Consumers who buy second-hand cars are at risk of unwittingly inheriting debts taken out by the previous owner that could end up with their vehicle being seized, Citizens Advice is warning.
The charity said one in five people who reported a problem to it about logbook loans ended up having their car repossessed – despite not being the one who borrowed the money.
Someone taking out a logbook loan puts up their car as security.
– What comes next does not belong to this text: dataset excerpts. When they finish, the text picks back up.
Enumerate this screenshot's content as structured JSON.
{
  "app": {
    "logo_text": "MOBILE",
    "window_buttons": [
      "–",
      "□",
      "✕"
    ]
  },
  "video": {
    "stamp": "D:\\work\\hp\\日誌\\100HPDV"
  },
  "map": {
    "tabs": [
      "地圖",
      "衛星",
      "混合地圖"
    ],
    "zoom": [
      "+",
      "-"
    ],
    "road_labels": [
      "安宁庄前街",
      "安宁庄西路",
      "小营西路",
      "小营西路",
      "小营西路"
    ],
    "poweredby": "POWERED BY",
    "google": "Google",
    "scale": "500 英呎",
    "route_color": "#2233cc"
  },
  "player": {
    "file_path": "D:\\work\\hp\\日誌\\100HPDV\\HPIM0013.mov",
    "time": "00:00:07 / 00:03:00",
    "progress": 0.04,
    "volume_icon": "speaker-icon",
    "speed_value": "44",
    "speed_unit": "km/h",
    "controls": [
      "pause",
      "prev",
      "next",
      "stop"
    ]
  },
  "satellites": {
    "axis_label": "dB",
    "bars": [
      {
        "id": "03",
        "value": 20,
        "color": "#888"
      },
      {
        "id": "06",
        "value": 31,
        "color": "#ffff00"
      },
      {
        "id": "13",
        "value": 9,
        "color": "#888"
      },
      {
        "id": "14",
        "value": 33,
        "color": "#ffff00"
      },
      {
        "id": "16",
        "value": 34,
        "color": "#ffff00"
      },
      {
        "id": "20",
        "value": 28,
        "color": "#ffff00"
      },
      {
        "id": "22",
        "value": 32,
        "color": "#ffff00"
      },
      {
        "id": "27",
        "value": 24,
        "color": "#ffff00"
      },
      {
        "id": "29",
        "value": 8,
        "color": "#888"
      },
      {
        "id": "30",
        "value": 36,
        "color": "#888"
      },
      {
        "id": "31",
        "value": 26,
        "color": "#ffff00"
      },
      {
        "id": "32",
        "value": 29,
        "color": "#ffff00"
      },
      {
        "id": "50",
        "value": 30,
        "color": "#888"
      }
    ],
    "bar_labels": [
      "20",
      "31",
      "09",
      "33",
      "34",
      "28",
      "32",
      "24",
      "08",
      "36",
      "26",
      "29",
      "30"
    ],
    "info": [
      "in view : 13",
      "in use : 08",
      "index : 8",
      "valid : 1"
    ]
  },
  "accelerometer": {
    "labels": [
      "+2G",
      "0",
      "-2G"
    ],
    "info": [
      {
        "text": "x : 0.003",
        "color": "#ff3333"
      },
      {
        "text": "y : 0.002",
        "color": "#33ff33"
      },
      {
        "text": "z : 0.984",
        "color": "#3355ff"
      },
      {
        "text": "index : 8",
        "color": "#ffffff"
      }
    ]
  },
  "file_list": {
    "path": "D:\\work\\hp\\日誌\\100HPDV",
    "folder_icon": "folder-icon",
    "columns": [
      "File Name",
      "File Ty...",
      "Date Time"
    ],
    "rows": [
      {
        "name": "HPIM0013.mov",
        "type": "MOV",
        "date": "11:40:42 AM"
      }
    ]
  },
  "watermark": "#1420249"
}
These loans have been compared with using a pawnbroker, in that full ownership of the car is retained until the loan has been paid off.
Unlike handing over items to a pawnbroker, someone taking out a logbook loan can carry on driving their car, as long as they keep up their repayments.
But Citizens Advice warned someone who buys a car which is still the subject of an outstanding logbook loan taken out by a previous owner could end up being chased for the debt – leaving them with the choice of making the repayments or having their vehicle repossessed.
It fears that the risk of this happening is growing, with an estimated 60,000 logbook loans set to be taken out this year, marking a 61 per cent increase on 2011.
A survey by Citizens Advice of 874 drivers who had bought a second-hand car found that nearly two-thirds (63 per cent) did not check if the car had an outstanding loan attached and two in five had never heard of a logbook loan.
Analysis by the charity of more than 250 logbook loan cases reported to it in recent years showed that one fifth of people had their car seized despite not being the original borrower.
Citizens Advice said that without a change in the law, increasing numbers of innocent second-hand car buyers could have their vehicle taken from them because of an outstanding logbook loan from a previous owner.
According to recent research by the Financial Conduct Authority (FCA), the average size of a logbook loan is £1,000 and it can be as high as £50,000.
The FCA, which recently took over regulation of the consumer credit market, warned firms offering logbook loans earlier this month that it will put them out of action if they do not ‘’dramatically’’ improve their standards.
It found evidence of poor behaviour including little or no affordability checks being carried out and some loan applicants being encouraged to manipulate details of their income.
In one case seen by Citizens Advice, a man spent £1,100 on a car and a few weeks later he received a letter from a logbook loans company saying he owed £637.
Despite contacting the loan firm to explain the car had be sold to him and providing the loan firm with the seller’s address, the car was removed.